Antirréquiem por nuestra Universidad
Habrá quien piense que los poderes de la Junta excluyen toda posibilidad de cuestionamiento. Habrá quien opine que la exposición de la profesora no pasa de ser un mero gesto simbólico. Pero un gesto no es menos elocuente por simbólico, ni un reclamo a la autoridad menos importante por ignorado. Al contrario, mientras más inconveniente se considera la protesta, más urgente y esencial se revela.
La Junta, ya se sabe, no responde a razones ni a evidencias. Y tampoco al criterio de quienes no la eligieron. Vino a picar el bacalao bonista en nombre del Congreso con la fórmula mágica para salvar las finanzas del gobierno: quebrar a los gobernados. Trastocar leyes, violar convenios, rescindir contratos, imponer recortes, decretar despidos y un infinito etcétera. La consigna es exprimir hasta el último vellón el bolsillo de los trabajadores para cuadrar presupuestos a marronazos.
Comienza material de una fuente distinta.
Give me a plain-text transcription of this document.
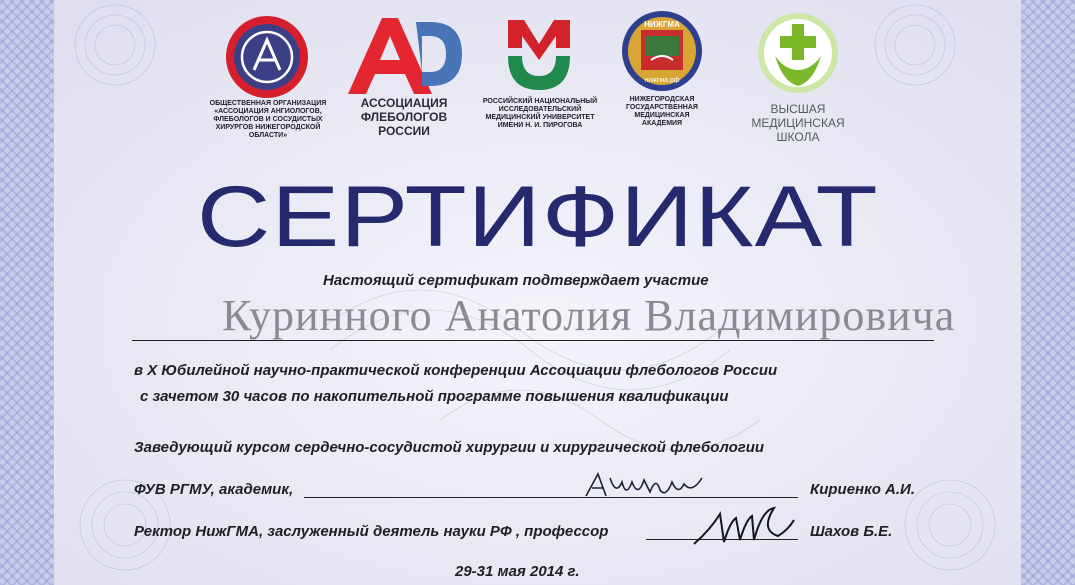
ОБЩЕСТВЕННАЯ ОРГАНИЗАЦИЯ
«АССОЦИАЦИЯ АНГИОЛОГОВ,
ФЛЕБОЛОГОВ И СОСУДИСТЫХ
ХИРУРГОВ НИЖЕГОРОДСКОЙ ОБЛАСТИ»
АССОЦИАЦИЯ
ФЛЕБОЛОГОВ
РОССИИ
РОССИЙСКИЙ НАЦИОНАЛЬНЫЙ
ИССЛЕДОВАТЕЛЬСКИЙ
МЕДИЦИНСКИЙ УНИВЕРСИТЕТ
ИМЕНИ Н. И. ПИРОГОВА
НИЖГМА
нижгма.рф
НИЖЕГОРОДСКАЯ
ГОСУДАРСТВЕННАЯ
МЕДИЦИНСКАЯ
АКАДЕМИЯ
ВЫСШАЯ
МЕДИЦИНСКАЯ
ШКОЛА
СЕРТИФИКАТ
Настоящий сертификат подтверждает участие
Куринного Анатолия Владимировича
в X Юбилейной научно-практической конференции Ассоциации флебологов России
с зачетом 30 часов по накопительной программе повышения квалификации
Заведующий курсом сердечно-сосудистой хирургии и хирургической флебологии
ФУВ РГМУ, академик,	Кириенко А.И.
Ректор НижГМА, заслуженный деятель науки РФ , профессор	Шахов Б.Е.
29-31 мая 2014 г.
Con tanto especialista entre sus miembros, esas mentes privilegiadas no han podido parir siquiera una mísera idea para impulsar el desarrollo y aumentar nuestros ingresos. Según ellos, Puerto Rico tendría que inmolarse en el altar del aventurerismo empresarial para salir adelante. Adiós derechos adquiridos y protecciones laborales. Austeridad rima con desigualdad: mano dura al servidor público y vista larga al despilfarro en las esferas oficiales.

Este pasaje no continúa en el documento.